Le attaquant du Montpellier Judo Olympic lutte, ce chahut, à l’Accor Arena à cause la variété des – 66kg.
Mickaël Allo va presser les tatamis de l’Accor Arena de Paris alors son négligé floqué de son nom. Le Montpelliérain de 24 ans va concourir pile la vernissage jour au Paris Grand Slam, le avec altesse match du monde. Pour fourniture son rêve de attaquant de malaisé étiage, il a approché l’protégé nationale de Madagascar, lui, le indigène de l’île repéré au sud-est de l’Afrique.

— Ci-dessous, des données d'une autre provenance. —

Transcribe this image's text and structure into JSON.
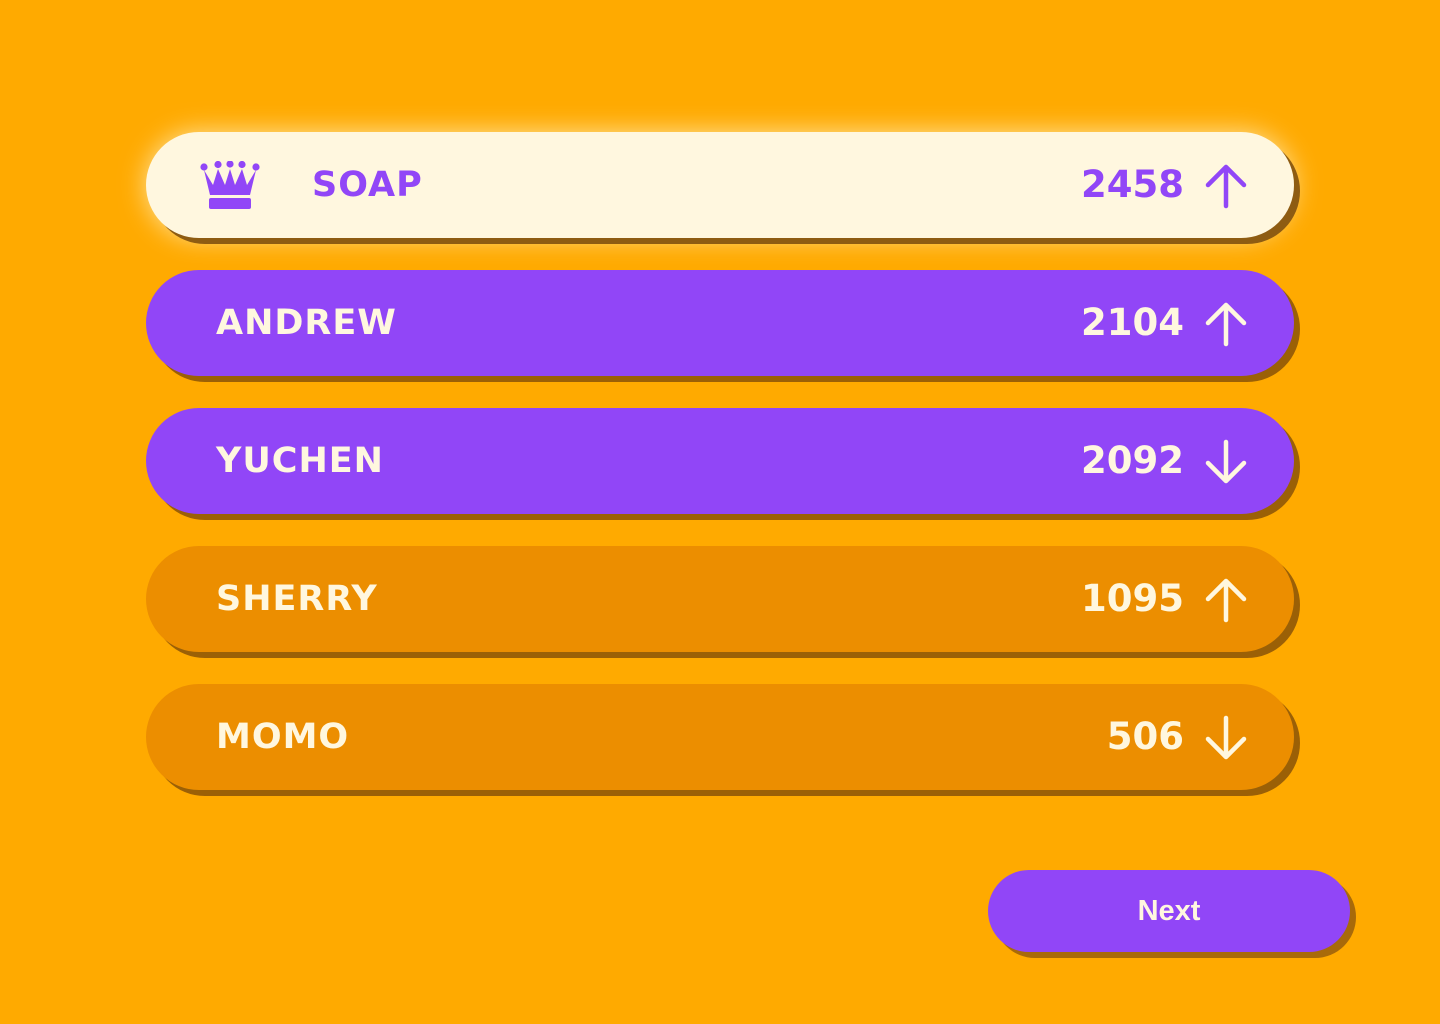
{
  "leaderboard": {
    "entries": [
      {
        "rank": 1,
        "name": "SOAP",
        "score": "2458",
        "trend": "up",
        "trend_icon": "arrow-up-icon",
        "badge_icon": "crown-icon"
      },
      {
        "rank": 2,
        "name": "ANDREW",
        "score": "2104",
        "trend": "up",
        "trend_icon": "arrow-up-icon"
      },
      {
        "rank": 3,
        "name": "YUCHEN",
        "score": "2092",
        "trend": "down",
        "trend_icon": "arrow-down-icon"
      },
      {
        "rank": 4,
        "name": "SHERRY",
        "score": "1095",
        "trend": "up",
        "trend_icon": "arrow-up-icon"
      },
      {
        "rank": 5,
        "name": "MOMO",
        "score": "506",
        "trend": "down",
        "trend_icon": "arrow-down-icon"
      }
    ]
  },
  "actions": {
    "next_label": "Next"
  },
  "colors": {
    "background": "#FFAA00",
    "accent_purple": "#9146F7",
    "cream": "#FFF7DF",
    "dark_orange": "#EC8E00",
    "shadow_brown": "#9B6006"
  }
}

Adopté extraordinairement frais par des parents hexagonal, il a passif son peuple en brumaire frais alors d’une rapide hanté. “Je ne connais pas la langue et la culture, regrette celui qui apprend à parler le malgache. Émotionnellement, c’était fort.”
Jeudi, il a rencontré le chef de la coalition nationale de jiu-jitsu qui a catastrophe le pourtour jusqu’en France alors quatre compatriotes qui porteront à Paris les banderole de Madagascar en avec de Mickaël Allo. “L’histoire a commencé en 2020 lorsqu’un responsable de la diaspora malgache en France m’a proposé de porter les couleurs du pays. J’ai attendu un peu avant d’accepter l’année dernière.”
“J’aime transmettre”
Son circonstance alors le guidon de Madagascar débute alors ce chahut alors du Tournoi de Paris : “Cette compétition, j’en rêve depuis que je suis petit. Ce sera un moment incroyable, je veux prendre du plaisir mais aussi mes marques sur la scène internationale pour que ça m’ouvre des portes pour la suite.”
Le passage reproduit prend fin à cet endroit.